Yields for corn, the county’s No. 2-planted crop, were off 31 percent. Corn crops in the county produced an average yield of 75 bushels per acre versus an average 108 bushels per acre.

The county’s milo crop had yields that were reduced by 26 percent, with an average 59 bushels per acre compared with 80 bushels per acre.

Wheat, which is the most drought-resistant of the four crops, fared better. It averaged 40 bushels an acre, which is near its average yield of 41 bushels per acre.

Statewide averages for the crops were 23 bushels for soybeans, 116 for corn, 45 for milo and 33 for wheat.

Bill Wood, the county’s agriculture extension agent, said the numbers continued a rough three-year stretch for area farmers.

“We haven’t had what you would call a good year — one that would really make farmers smile — for quite a few years now,” Wood said.

Wood estimated that yields for the county’s two major crops, corn and soybeans, had been below average for two of the past three years.

“We’re probably at the point where the bad years are starting to add up for some,” Wood said.

The bad years, though, haven’t yet produced a large number of Douglas County farmers exiting the business, said Bob Rhoton, a lender with the Lawrence office of Frontier Farm Credit.

“There isn’t a lot of income in farming right now, but there doesn’t seem to be an exodus going on either,” Rhoton said. “The thing in Douglas County is you have a lot of part-time farmers, who realized several years ago that they have to have another income source.”

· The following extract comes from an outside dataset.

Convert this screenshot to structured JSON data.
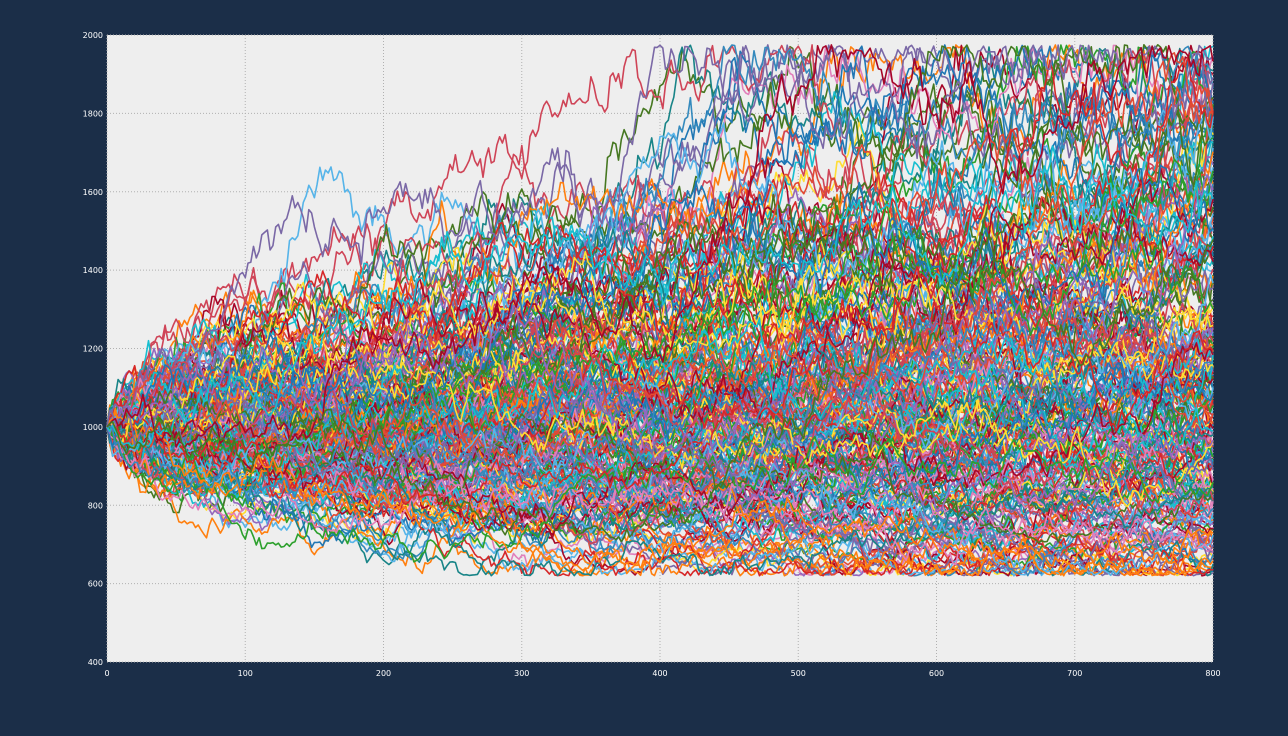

Despite recent rains, Wood said the county remained drier than farmers would like. The Lawrence area received only 24 inches of precipitation in 2002, compared with an annual average of about 40 inches. Thus far in 2003, the area has received about 2 inches of precipitation. That’s about 2 inches short of where the area should be, according to 6News weather forecaster Ross Janssen.

“We’ve got some moisture in the topsoil now, but our subsoil is still dramatically short,” Wood said.

Janssen said some relief might be in sight. He expects the area to receive up to 2 inches of rain through early Thursday.